Features

The Beatles

31 Mar 2006 by intern22

THE BEATLES

Bob Spitz, Little, Brown and Company


Do we really need another biography of the Fab Four?

Yeah, yeah, yeah, we love them! And Bob Spitz’ journalistic masterpiece, which took eight years to complete, is a mustread, even for fans who think they know everything there is to know about the moptops from Liverpool.

Spitz, a former manager of Bruce Springsteen and Elton John, produced an 860-page tome (edited from the original 2,700 pages), including 86 pages of notes, the result of hundreds of fresh interviews, archival research and purchasing Lennon biographer Albert Goldman’s unused notes. His hard work has paid off with a highly readable and engaging account of the band that made musical history and around whom countless myths continue to swirl.
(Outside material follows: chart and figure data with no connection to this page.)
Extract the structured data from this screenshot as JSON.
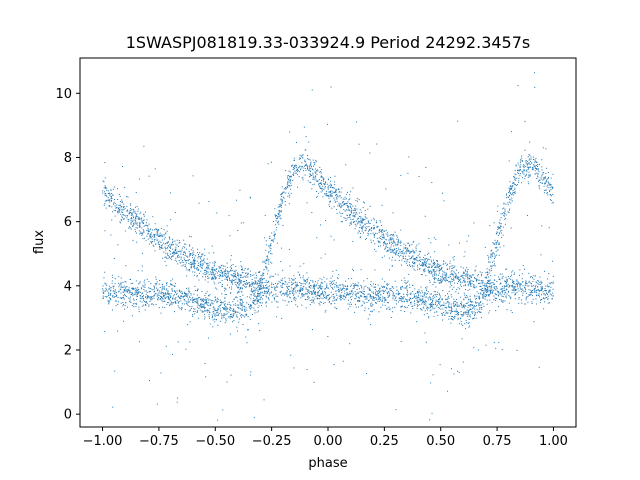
{
  "chart_data": {
    "type": "scatter",
    "title": "1SWASPJ081819.33-033924.9 Period 24292.3457s",
    "xlabel": "phase",
    "ylabel": "flux",
    "xlim": [
      -1.1,
      1.1
    ],
    "ylim": [
      -0.4,
      11.1
    ],
    "x_ticks": [
      -1.0,
      -0.75,
      -0.5,
      -0.25,
      0.0,
      0.25,
      0.5,
      0.75,
      1.0
    ],
    "x_tick_labels": [
      "−1.00",
      "−0.75",
      "−0.50",
      "−0.25",
      "0.00",
      "0.25",
      "0.50",
      "0.75",
      "1.00"
    ],
    "y_ticks": [
      0,
      2,
      4,
      6,
      8,
      10
    ],
    "y_tick_labels": [
      "0",
      "2",
      "4",
      "6",
      "8",
      "10"
    ],
    "grid": false,
    "marker_color": "#1f77b4",
    "series": [
      {
        "description_points": "upper sawtooth branch (folded light curve)",
        "x": [
          -1.0,
          -0.9,
          -0.8,
          -0.7,
          -0.6,
          -0.5,
          -0.4,
          -0.3,
          -0.25,
          -0.2,
          -0.15,
          -0.1,
          -0.05,
          0.0,
          0.1,
          0.2,
          0.3,
          0.4,
          0.5,
          0.6,
          0.7,
          0.75,
          0.8,
          0.85,
          0.9,
          0.95,
          1.0
        ],
        "y": [
          6.9,
          6.3,
          5.7,
          5.2,
          4.8,
          4.4,
          4.2,
          4.0,
          5.4,
          6.8,
          7.6,
          7.8,
          7.4,
          7.0,
          6.3,
          5.7,
          5.2,
          4.8,
          4.4,
          4.2,
          4.0,
          5.4,
          6.8,
          7.6,
          7.8,
          7.4,
          7.0
        ]
      },
      {
        "description_points": "lower flat branch with dip",
        "x": [
          -1.0,
          -0.9,
          -0.8,
          -0.7,
          -0.6,
          -0.5,
          -0.45,
          -0.4,
          -0.35,
          -0.3,
          -0.2,
          -0.1,
          0.0,
          0.1,
          0.2,
          0.3,
          0.4,
          0.5,
          0.55,
          0.6,
          0.65,
          0.7,
          0.8,
          0.9,
          1.0
        ],
        "y": [
          3.8,
          3.75,
          3.7,
          3.7,
          3.5,
          3.3,
          3.2,
          3.2,
          3.3,
          3.8,
          3.95,
          3.9,
          3.8,
          3.75,
          3.7,
          3.7,
          3.6,
          3.4,
          3.25,
          3.2,
          3.3,
          3.8,
          3.95,
          3.9,
          3.8
        ]
      }
    ]
  }
}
Unlike his predecessors – like “official” chronicler Hunter Davis or the Beatles’ own Anthology book – Spitz depicts the group’s timeline in more accurate proportions, devoting a generous number of pages to significant periods such as the formative pre-Ringo days in Hamburg’s notorious Reeperbahn and the inevitable unraveling of the group, instead of rehashing old material about the development and blossoming of the studio talents.
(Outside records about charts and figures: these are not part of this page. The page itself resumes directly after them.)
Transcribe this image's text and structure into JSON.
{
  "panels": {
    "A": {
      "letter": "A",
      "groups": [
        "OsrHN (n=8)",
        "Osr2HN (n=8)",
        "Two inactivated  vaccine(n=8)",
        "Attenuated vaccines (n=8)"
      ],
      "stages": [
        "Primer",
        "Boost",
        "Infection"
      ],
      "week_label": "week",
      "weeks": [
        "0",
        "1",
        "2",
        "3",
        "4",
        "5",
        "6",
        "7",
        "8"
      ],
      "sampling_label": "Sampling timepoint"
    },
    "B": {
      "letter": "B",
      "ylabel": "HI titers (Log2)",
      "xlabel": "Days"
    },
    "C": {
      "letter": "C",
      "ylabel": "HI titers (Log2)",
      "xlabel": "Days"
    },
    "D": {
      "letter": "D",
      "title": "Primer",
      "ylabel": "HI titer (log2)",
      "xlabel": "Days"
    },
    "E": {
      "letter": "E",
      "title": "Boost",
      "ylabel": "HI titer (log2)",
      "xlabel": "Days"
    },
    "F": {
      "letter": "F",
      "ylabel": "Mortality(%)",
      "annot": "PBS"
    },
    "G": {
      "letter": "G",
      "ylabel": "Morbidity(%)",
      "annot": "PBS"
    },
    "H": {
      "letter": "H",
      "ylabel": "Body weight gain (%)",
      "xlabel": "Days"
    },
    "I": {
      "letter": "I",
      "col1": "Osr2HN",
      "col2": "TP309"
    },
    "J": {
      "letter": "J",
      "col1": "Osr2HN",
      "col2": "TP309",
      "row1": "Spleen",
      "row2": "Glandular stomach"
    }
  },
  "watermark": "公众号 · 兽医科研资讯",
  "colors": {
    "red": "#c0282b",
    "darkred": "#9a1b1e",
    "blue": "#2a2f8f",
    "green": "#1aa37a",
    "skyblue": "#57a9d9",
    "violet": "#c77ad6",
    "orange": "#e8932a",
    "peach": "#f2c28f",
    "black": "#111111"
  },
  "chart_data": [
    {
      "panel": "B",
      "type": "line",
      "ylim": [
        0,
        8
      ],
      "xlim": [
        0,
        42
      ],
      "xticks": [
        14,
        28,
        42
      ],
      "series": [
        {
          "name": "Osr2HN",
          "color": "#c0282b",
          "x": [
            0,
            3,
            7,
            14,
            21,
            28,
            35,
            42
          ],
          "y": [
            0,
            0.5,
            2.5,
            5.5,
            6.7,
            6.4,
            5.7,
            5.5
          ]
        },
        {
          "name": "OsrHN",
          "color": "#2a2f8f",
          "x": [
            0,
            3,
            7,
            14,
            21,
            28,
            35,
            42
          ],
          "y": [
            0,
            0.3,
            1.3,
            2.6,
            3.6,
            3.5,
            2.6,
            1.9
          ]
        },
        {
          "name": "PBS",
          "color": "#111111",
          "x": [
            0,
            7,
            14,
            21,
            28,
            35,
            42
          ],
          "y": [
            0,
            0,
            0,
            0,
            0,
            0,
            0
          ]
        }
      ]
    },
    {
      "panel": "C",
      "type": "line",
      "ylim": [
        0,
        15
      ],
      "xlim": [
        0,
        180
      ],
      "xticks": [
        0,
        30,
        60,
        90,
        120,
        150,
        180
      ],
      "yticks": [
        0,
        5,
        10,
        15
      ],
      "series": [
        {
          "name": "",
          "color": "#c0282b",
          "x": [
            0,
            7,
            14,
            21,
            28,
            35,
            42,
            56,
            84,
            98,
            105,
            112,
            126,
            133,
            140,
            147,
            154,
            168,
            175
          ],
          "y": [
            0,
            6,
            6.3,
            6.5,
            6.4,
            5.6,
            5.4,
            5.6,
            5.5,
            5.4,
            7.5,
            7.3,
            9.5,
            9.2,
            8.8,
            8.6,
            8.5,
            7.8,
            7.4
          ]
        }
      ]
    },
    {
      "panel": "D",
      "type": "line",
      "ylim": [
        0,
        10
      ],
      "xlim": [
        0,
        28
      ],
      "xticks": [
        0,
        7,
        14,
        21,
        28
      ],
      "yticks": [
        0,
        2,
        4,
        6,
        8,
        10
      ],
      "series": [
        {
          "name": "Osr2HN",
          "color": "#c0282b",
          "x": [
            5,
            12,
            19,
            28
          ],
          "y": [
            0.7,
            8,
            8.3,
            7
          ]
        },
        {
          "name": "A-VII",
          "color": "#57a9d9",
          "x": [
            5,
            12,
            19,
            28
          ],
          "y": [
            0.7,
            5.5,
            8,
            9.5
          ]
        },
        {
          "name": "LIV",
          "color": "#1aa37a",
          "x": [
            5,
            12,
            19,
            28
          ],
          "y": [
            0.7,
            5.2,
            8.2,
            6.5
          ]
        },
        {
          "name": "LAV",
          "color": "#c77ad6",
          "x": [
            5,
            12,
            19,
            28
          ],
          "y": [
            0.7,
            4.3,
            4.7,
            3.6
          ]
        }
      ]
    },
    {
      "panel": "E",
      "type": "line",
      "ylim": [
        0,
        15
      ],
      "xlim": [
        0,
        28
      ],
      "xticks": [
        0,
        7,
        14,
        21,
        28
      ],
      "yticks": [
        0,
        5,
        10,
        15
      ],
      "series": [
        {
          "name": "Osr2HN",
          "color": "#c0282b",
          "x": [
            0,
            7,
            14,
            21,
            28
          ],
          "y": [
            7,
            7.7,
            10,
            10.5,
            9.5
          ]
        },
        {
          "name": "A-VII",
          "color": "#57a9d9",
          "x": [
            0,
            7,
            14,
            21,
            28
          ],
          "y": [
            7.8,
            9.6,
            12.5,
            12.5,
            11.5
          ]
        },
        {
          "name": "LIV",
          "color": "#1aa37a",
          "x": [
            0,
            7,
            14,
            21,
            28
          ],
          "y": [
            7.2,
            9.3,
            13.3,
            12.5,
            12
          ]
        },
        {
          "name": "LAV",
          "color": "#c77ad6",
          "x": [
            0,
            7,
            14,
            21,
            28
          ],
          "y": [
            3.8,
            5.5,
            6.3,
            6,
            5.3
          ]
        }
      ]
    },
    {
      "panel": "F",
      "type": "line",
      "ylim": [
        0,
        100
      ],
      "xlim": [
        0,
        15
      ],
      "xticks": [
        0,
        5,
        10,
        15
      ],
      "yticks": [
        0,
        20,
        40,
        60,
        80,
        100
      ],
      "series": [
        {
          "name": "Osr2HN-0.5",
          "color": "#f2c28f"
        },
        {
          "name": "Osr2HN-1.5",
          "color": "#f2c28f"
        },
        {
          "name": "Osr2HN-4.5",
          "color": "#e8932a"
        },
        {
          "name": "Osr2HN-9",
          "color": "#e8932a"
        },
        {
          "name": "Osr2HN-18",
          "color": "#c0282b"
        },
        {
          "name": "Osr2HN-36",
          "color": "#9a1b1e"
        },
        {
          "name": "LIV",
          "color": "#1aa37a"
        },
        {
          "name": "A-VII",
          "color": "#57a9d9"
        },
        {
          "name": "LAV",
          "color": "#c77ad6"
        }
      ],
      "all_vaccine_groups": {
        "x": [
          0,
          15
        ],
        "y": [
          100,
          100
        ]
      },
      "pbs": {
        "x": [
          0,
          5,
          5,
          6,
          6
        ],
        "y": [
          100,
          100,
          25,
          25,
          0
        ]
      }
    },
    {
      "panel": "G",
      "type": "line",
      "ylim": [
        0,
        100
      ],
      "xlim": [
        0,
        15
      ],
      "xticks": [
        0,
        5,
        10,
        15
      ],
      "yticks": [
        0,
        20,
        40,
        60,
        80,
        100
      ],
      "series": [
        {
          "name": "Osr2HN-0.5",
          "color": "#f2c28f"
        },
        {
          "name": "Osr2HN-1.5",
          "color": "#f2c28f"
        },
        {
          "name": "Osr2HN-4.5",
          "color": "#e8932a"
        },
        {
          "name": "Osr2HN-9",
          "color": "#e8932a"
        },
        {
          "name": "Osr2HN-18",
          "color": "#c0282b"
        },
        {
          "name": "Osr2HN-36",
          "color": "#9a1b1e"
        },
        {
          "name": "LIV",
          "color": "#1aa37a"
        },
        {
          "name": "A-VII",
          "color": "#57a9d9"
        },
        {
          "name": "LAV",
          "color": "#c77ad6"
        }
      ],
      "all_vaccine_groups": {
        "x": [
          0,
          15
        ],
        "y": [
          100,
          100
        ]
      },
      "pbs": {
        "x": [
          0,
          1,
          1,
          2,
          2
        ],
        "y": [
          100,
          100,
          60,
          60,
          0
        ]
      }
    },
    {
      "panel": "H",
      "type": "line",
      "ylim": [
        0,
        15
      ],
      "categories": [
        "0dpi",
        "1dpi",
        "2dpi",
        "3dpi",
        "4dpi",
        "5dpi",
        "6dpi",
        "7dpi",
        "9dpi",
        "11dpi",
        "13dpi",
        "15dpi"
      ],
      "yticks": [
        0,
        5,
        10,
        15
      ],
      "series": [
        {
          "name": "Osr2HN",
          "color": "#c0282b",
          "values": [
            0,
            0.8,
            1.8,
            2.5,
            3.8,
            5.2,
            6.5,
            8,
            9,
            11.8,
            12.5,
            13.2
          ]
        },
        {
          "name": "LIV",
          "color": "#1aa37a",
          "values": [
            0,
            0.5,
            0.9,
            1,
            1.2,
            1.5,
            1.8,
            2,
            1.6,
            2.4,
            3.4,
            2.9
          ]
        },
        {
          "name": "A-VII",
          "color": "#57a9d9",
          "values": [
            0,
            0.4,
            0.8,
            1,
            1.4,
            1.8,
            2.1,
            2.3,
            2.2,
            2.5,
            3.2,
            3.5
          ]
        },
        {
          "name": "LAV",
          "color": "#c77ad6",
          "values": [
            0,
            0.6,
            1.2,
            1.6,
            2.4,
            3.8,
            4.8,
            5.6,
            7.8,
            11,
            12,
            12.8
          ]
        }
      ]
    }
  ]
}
While the spotlight for most of the book is understandably trained on John and Paul (and their prolific but often explosive relationship), George and Ringo (especially George) aren’t totally neglected but given insightful handling by Spitz.

In fact, this is one of the highlights of the book – the degree these two, often “forgotten” Beatles, are fleshed out.
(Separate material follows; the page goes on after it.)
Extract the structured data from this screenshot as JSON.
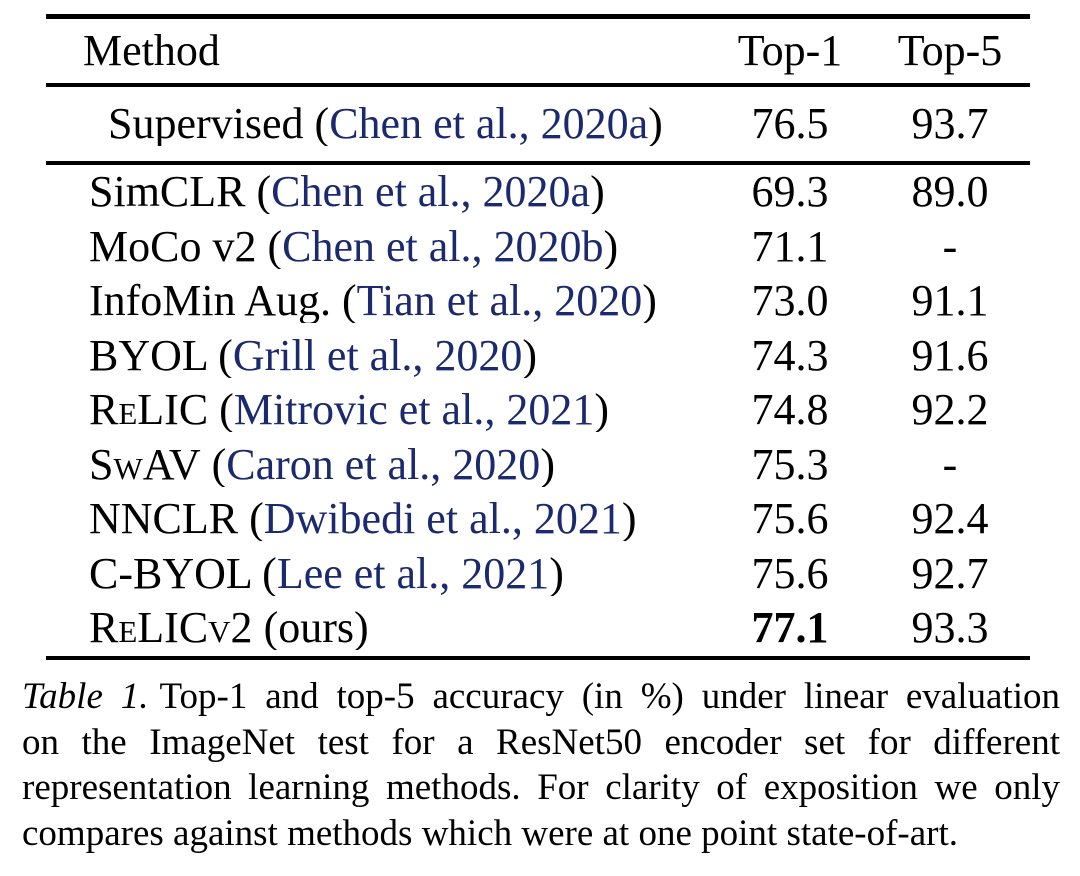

Even those connected to the Beatles received the author’s scrutiny. Most notably, their manager, Brian Epstein, who, due to a hidden life as a gay man (this was the 60s remember), suffered bouts of depression and drug binges, which led to an eventual overdose. But it was this tortured indvidual who ushered the band to the “toppermost of the poppermost”, even if it was discovered later that he was not making the most advantageous deals for his famous clients. 

There are countless of us who are grateful witnesses to the Beatle’s finest years. This book simply reconfirms what we already know: they and their music remain undiminished, and we will always love them. Yeah, yeah, yeah.